← Back to jobs

AI Infrastructure

HPC Infrastructure Engineer

Apply →

Bengaluru, India

About Soket AI

Soket is an AI research firm headquartered in Bengaluru with a mission to build efficient and generalized intelligence for humanity. We are focused on advancing frontier AI research through the development of large-scale foundation models in math, code and reasoning that are open, energy-efficient, multilingual, and responsible by design. Funded and supported by the IndiaAI Mission, Government of India. Our work places a strong emphasis on India and the Global South, where access to high-quality AI systems remains limited despite immense linguistic and cultural diversity.

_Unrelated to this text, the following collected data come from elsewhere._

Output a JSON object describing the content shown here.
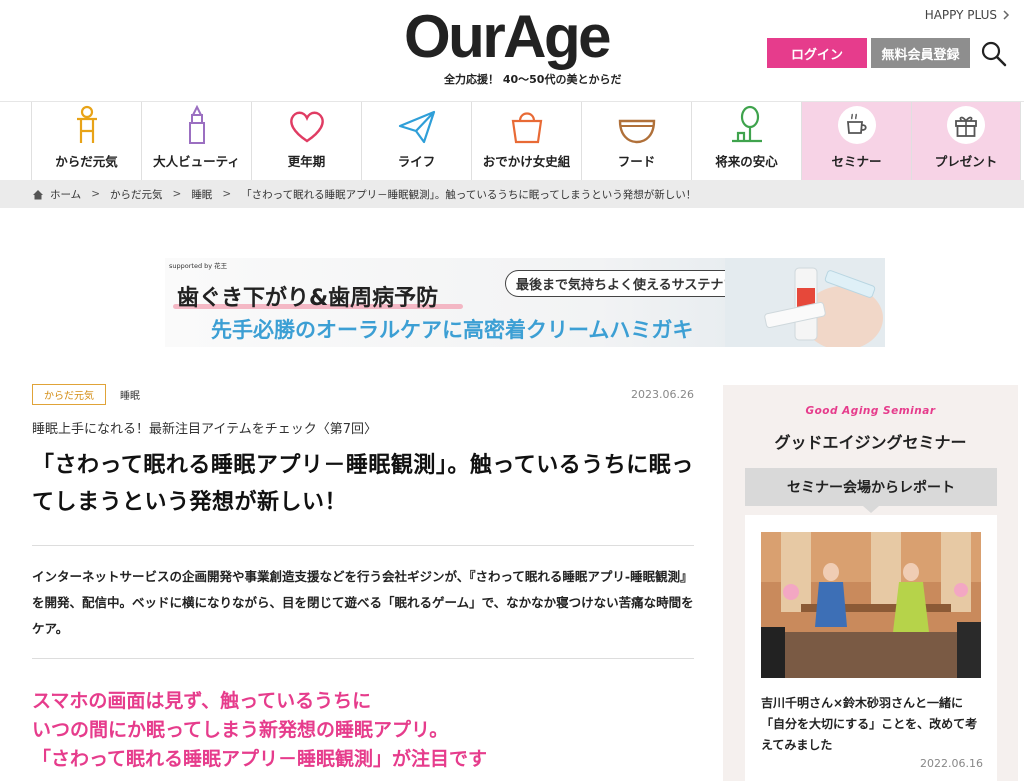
{
  "header": {
    "logo": "OurAge",
    "tagline": "全力応援！ 40〜50代の美とからだ",
    "happyplus": "HAPPY PLUS",
    "login": "ログイン",
    "register": "無料会員登録"
  },
  "nav": {
    "items": [
      {
        "label": "からだ元気",
        "icon": "person-icon"
      },
      {
        "label": "大人ビューティ",
        "icon": "lipstick-icon"
      },
      {
        "label": "更年期",
        "icon": "heart-icon"
      },
      {
        "label": "ライフ",
        "icon": "paper-plane-icon"
      },
      {
        "label": "おでかけ女史組",
        "icon": "bag-icon"
      },
      {
        "label": "フード",
        "icon": "bowl-icon"
      },
      {
        "label": "将来の安心",
        "icon": "tree-icon"
      },
      {
        "label": "セミナー",
        "icon": "cup-icon"
      },
      {
        "label": "プレゼント",
        "icon": "gift-icon"
      }
    ]
  },
  "breadcrumb": {
    "items": [
      "ホーム",
      "からだ元気",
      "睡眠",
      "「さわって眠れる睡眠アプリ－睡眠観測」。触っているうちに眠ってしまうという発想が新しい！"
    ]
  },
  "banner": {
    "supported": "supported by 花王",
    "line1": "歯ぐき下がり&歯周病予防",
    "line2": "先手必勝のオーラルケアに高密着クリームハミガキ",
    "note": "最後まで気持ちよく使えるサステナブル仕様"
  },
  "article": {
    "category": "からだ元気",
    "subcategory": "睡眠",
    "date": "2023.06.26",
    "series": "睡眠上手になれる！最新注目アイテムをチェック〈第7回〉",
    "title": "「さわって眠れる睡眠アプリ－睡眠観測」。触っているうちに眠ってしまうという発想が新しい！",
    "lead": "インターネットサービスの企画開発や事業創造支援などを行う会社ギジンが、『さわって眠れる睡眠アプリ-睡眠観測』を開発、配信中。ベッドに横になりながら、目を閉じて遊べる「眠れるゲーム」で、なかなか寝つけない苦痛な時間をケア。",
    "headline_lines": [
      "スマホの画面は見ず、触っているうちに",
      "いつの間にか眠ってしまう新発想の睡眠アプリ。",
      "「さわって眠れる睡眠アプリ－睡眠観測」が注目です"
    ]
  },
  "sidebar": {
    "en_title": "Good Aging Seminar",
    "title": "グッドエイジングセミナー",
    "tab": "セミナー会場からレポート",
    "card_caption": "吉川千明さん×鈴木砂羽さんと一緒に「自分を大切にする」ことを、改めて考えてみました",
    "card_date": "2022.06.16"
  },
  "colors": {
    "pink": "#e63c8c",
    "nav_pink": "#f7d3e6",
    "category_orange": "#d38d14",
    "breadcrumb_bg": "#ebebeb"
  }
}
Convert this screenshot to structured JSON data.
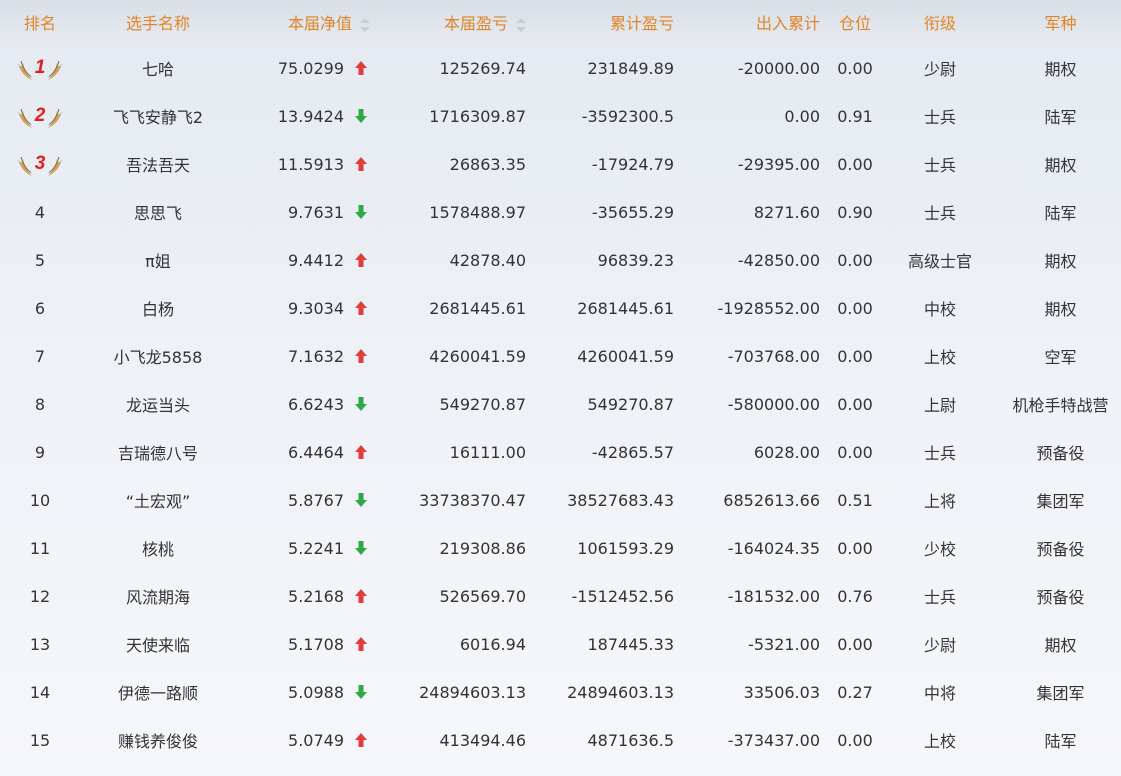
{
  "colors": {
    "header_text": "#e0862a",
    "up": "#e23b3b",
    "down": "#2fa84a",
    "medal_gold": "#c9a25a",
    "rank_red": "#e02020"
  },
  "headers": {
    "rank": "排名",
    "name": "选手名称",
    "nav": "本届净值",
    "pnl": "本届盈亏",
    "cum_pnl": "累计盈亏",
    "flow": "出入累计",
    "position": "仓位",
    "title": "衔级",
    "branch": "军种"
  },
  "rows": [
    {
      "rank": "1",
      "name": "七哈",
      "nav": "75.0299",
      "trend": "up",
      "pnl": "125269.74",
      "cum_pnl": "231849.89",
      "flow": "-20000.00",
      "position": "0.00",
      "title": "少尉",
      "branch": "期权"
    },
    {
      "rank": "2",
      "name": "飞飞安静飞2",
      "nav": "13.9424",
      "trend": "down",
      "pnl": "1716309.87",
      "cum_pnl": "-3592300.5",
      "flow": "0.00",
      "position": "0.91",
      "title": "士兵",
      "branch": "陆军"
    },
    {
      "rank": "3",
      "name": "吾法吾天",
      "nav": "11.5913",
      "trend": "up",
      "pnl": "26863.35",
      "cum_pnl": "-17924.79",
      "flow": "-29395.00",
      "position": "0.00",
      "title": "士兵",
      "branch": "期权"
    },
    {
      "rank": "4",
      "name": "思思飞",
      "nav": "9.7631",
      "trend": "down",
      "pnl": "1578488.97",
      "cum_pnl": "-35655.29",
      "flow": "8271.60",
      "position": "0.90",
      "title": "士兵",
      "branch": "陆军"
    },
    {
      "rank": "5",
      "name": "π姐",
      "nav": "9.4412",
      "trend": "up",
      "pnl": "42878.40",
      "cum_pnl": "96839.23",
      "flow": "-42850.00",
      "position": "0.00",
      "title": "高级士官",
      "branch": "期权"
    },
    {
      "rank": "6",
      "name": "白杨",
      "nav": "9.3034",
      "trend": "up",
      "pnl": "2681445.61",
      "cum_pnl": "2681445.61",
      "flow": "-1928552.00",
      "position": "0.00",
      "title": "中校",
      "branch": "期权"
    },
    {
      "rank": "7",
      "name": "小飞龙5858",
      "nav": "7.1632",
      "trend": "up",
      "pnl": "4260041.59",
      "cum_pnl": "4260041.59",
      "flow": "-703768.00",
      "position": "0.00",
      "title": "上校",
      "branch": "空军"
    },
    {
      "rank": "8",
      "name": "龙运当头",
      "nav": "6.6243",
      "trend": "down",
      "pnl": "549270.87",
      "cum_pnl": "549270.87",
      "flow": "-580000.00",
      "position": "0.00",
      "title": "上尉",
      "branch": "机枪手特战营"
    },
    {
      "rank": "9",
      "name": "吉瑞德八号",
      "nav": "6.4464",
      "trend": "up",
      "pnl": "16111.00",
      "cum_pnl": "-42865.57",
      "flow": "6028.00",
      "position": "0.00",
      "title": "士兵",
      "branch": "预备役"
    },
    {
      "rank": "10",
      "name": "“土宏观”",
      "nav": "5.8767",
      "trend": "down",
      "pnl": "33738370.47",
      "cum_pnl": "38527683.43",
      "flow": "6852613.66",
      "position": "0.51",
      "title": "上将",
      "branch": "集团军"
    },
    {
      "rank": "11",
      "name": "核桃",
      "nav": "5.2241",
      "trend": "down",
      "pnl": "219308.86",
      "cum_pnl": "1061593.29",
      "flow": "-164024.35",
      "position": "0.00",
      "title": "少校",
      "branch": "预备役"
    },
    {
      "rank": "12",
      "name": "风流期海",
      "nav": "5.2168",
      "trend": "up",
      "pnl": "526569.70",
      "cum_pnl": "-1512452.56",
      "flow": "-181532.00",
      "position": "0.76",
      "title": "士兵",
      "branch": "预备役"
    },
    {
      "rank": "13",
      "name": "天使来临",
      "nav": "5.1708",
      "trend": "up",
      "pnl": "6016.94",
      "cum_pnl": "187445.33",
      "flow": "-5321.00",
      "position": "0.00",
      "title": "少尉",
      "branch": "期权"
    },
    {
      "rank": "14",
      "name": "伊德一路顺",
      "nav": "5.0988",
      "trend": "down",
      "pnl": "24894603.13",
      "cum_pnl": "24894603.13",
      "flow": "33506.03",
      "position": "0.27",
      "title": "中将",
      "branch": "集团军"
    },
    {
      "rank": "15",
      "name": "赚钱养俊俊",
      "nav": "5.0749",
      "trend": "up",
      "pnl": "413494.46",
      "cum_pnl": "4871636.5",
      "flow": "-373437.00",
      "position": "0.00",
      "title": "上校",
      "branch": "陆军"
    }
  ]
}
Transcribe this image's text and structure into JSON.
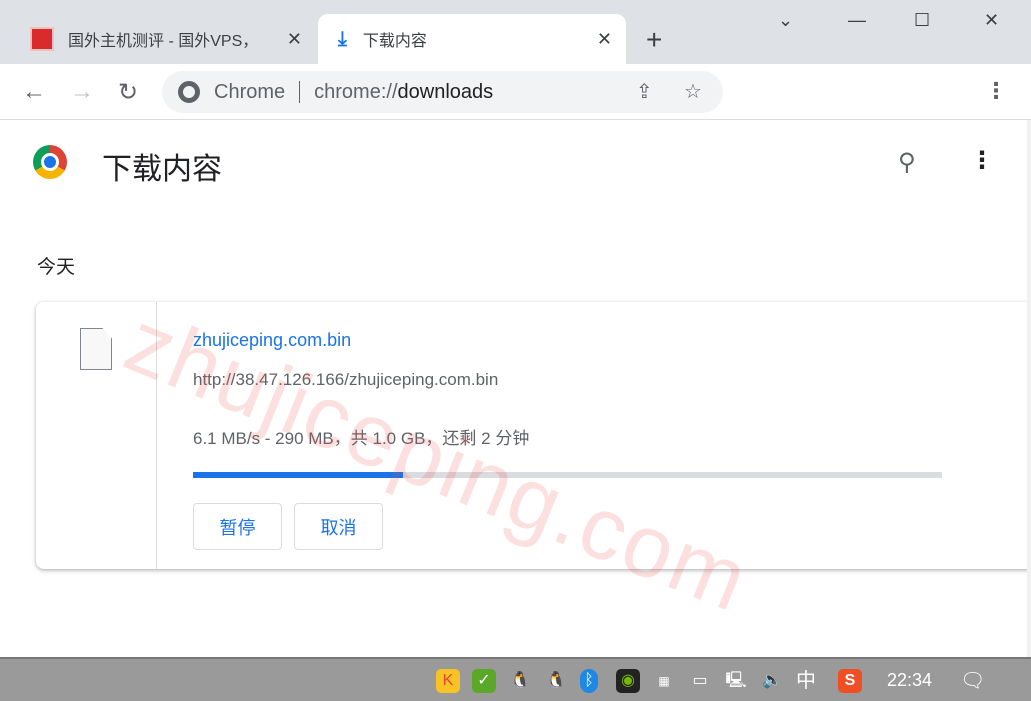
{
  "tabs": [
    {
      "title": "国外主机测评 - 国外VPS，",
      "icon": "site-favicon"
    },
    {
      "title": "下载内容",
      "icon": "download-icon"
    }
  ],
  "window": {
    "new_tab": "+",
    "minimize": "—",
    "maximize": "☐",
    "close": "✕",
    "tab_list": "⌄"
  },
  "omnibox": {
    "chip": "Chrome",
    "url_scheme": "chrome://",
    "url_host": "downloads"
  },
  "page": {
    "title": "下载内容",
    "date_header": "今天"
  },
  "download": {
    "filename": "zhujiceping.com.bin",
    "url": "http://38.47.126.166/zhujiceping.com.bin",
    "status": "6.1 MB/s - 290 MB，共 1.0 GB，还剩 2 分钟",
    "progress_percent": 28,
    "pause": "暂停",
    "cancel": "取消"
  },
  "watermark": "zhujiceping.com",
  "taskbar": {
    "ime": "中",
    "clock": "22:34"
  },
  "colors": {
    "accent": "#1a73e8",
    "tabstrip": "#dee1e6",
    "taskbar": "#9a9a9a"
  }
}
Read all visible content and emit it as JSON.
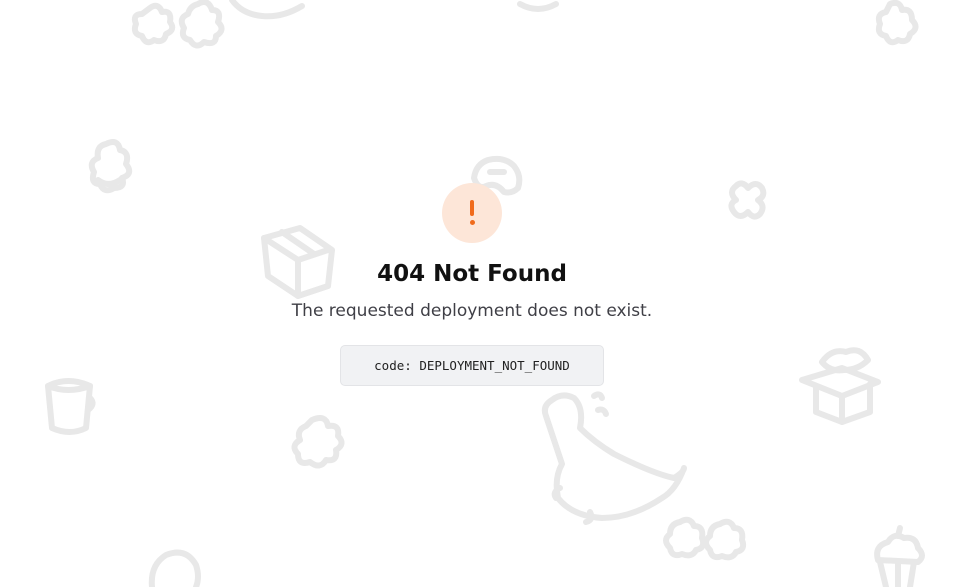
{
  "error": {
    "icon": "exclamation-icon",
    "accent_color": "#f06b1c",
    "icon_bg_color": "#fde6d8",
    "title": "404 Not Found",
    "message": "The requested deployment does not exist.",
    "code_prefix": "code: ",
    "code": "DEPLOYMENT_NOT_FOUND"
  },
  "background": {
    "doodle_color": "#e8e8e8"
  }
}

At Soket, we believe the future of AI should be accessible, scalable, and aligned with real-world societal needs. Our teams work across large language models, multimodal systems, speech technologies, reasoning systems, and large-scale AI infrastructure, with a strong focus on open research and practical deployment. We are deeply passionate about pushing the boundaries of AI research while building systems that are useful, trustworthy, and globally impactful.


Annual Salary Range

Rs 10,00,000 - Rs 20,00,000 INR


Workloads you would be involved in

  • Manage and maintain large-scale GPU clusters across on-premise and cloud environments.
  • Administer and troubleshoot Slurm and Kubernetes-based infrastructure and scheduling systems.
  • Monitor cluster health, performance, utilization, and reliability across compute, storage, and networking systems.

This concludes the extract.